Dark Clouds Looming
Aidan looks up. The sky that had been blue and cloudless only minutes ago is now dark and menacing. If it starts to rain, and it looks like it will, he’ll be soaked because his yellow mackintosh is at home, on the hook by the door, and not here in the dory with him.
The wind picks up, rocking the small boat from side to side and blowing a fine, cold spray in his face. Aidan holds on tightly, but the angry, churning sea and its foam-capped waves are tossing the poor little dory mercilessly. A big wave smacks up and over the side, and in an instant, Aidan is soaked. Water pools on the dory’s floor, making the boat even less seaworthy than it had been.
With a rush, the rain that has been threatening suddenly floods from the sky. The waves grow stronger and Aidan’s stomach lurches as the next big swell capsizes the small vessel and he is plunged, sputtering and kicking, into the cold gray sea. He tries to reach for the overturned dory but another wave yanks it away. He is alone here in the dark, roiling ocean. He tries to scream, to cry for help, but the words seem jammed in his throat and when he opens his mouth nothing comes out. With horror, he looks up to a wall of water, a wave larger and more ferocious than any that have come before. In seconds it will break, and when it does, it will engulf him completely, and pull him down, down, down—
With a start, Aidan bolts upright in bed. His pajama top is soaked in sweat, and his heart is throbbing. It was the dream—again. He takes three deep breaths, exhaling slowly after each one. He’s found that counting the breaths helps him calm down. Then he hears a thud and he jumps a little before he realizes that it’s just Maude, the ginger cat, landing on the floor. She seems to sense his distress because she leaps up onto the bed, plants herself under Aidan’s outstretched hand, and begins to purr.

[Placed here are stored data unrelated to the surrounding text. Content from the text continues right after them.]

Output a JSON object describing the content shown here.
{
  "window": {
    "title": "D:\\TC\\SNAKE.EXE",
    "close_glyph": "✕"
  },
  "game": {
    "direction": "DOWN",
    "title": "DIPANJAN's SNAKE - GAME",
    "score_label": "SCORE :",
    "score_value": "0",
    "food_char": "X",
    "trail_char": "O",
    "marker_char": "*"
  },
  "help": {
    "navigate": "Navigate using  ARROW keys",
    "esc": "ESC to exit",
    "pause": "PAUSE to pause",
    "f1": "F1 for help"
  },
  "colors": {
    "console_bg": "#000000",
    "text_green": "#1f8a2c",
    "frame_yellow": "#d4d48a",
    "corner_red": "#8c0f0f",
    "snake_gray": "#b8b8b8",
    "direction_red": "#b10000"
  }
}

“Good kitty,” he murmurs. His heart slows and he settles back into bed, glancing at the window. The sky is still dark and he wonders if he’ll be able to get back to sleep. The cat’s continued purring calms him though, and he settles back into the pillow. He prays the dream won’t come again—at least not tonight.
* * *
Several hours later, Aidan wakes again. The cottage is quiet, so he decides he’s probably the first one up. He dresses quickly, then reaches for his cap, his jacket, and his fishing rod. He eases the door open, careful not to let the hinges squeak. Once he’s outside the cottage, he sets out down the road, toward the dock. It’s early on a morning in late May and the sky is just beginning to lighten. He can hear the birds gently chattering in the trees, and he sees a streak of brown—a small brown rabbit darting across his path.
Aidan’s been taking this walk since he was a little kid. He can remember walking hand in hand with his dad through the dawn, the smell of the sea so fresh, so bracing, and growing stronger as they approached the water. His older brothers, Trevor and George, would be walking up ahead, chasing each other and laughing as they went. Dad would tell them to settle down, but he was always smiling when he said it. He smiled a lot back then. But that was before the war. Before Trevor’s navy boat exploded and he was drowned in the Atlantic Ocean. Before George went off to fight in France.
Aidan tries not to think about the day the telegram came, but he knows he’ll never be able to forget it either. Mum went white even before she read it; she thrust it into Dad’s hands, as if she were unable to be the first to know. Dad’s eyes filled with tears and he made strange, huffing sounds like he was having trouble breathing. Aidan knew something terrible had happened even before the awful details had been revealed. Trevor’s boat had been struck by a U-boat one night while most of the men were sleeping. They’d been caught by surprise, and later Aidan’s parents learned that all but one of the crew had been killed. Now Dad walks around with a tight, grim expression all the time, and Mum’s eyes look haunted, even when she smiles, which is hardly ever. And Aidan is haunted each night in his dreams.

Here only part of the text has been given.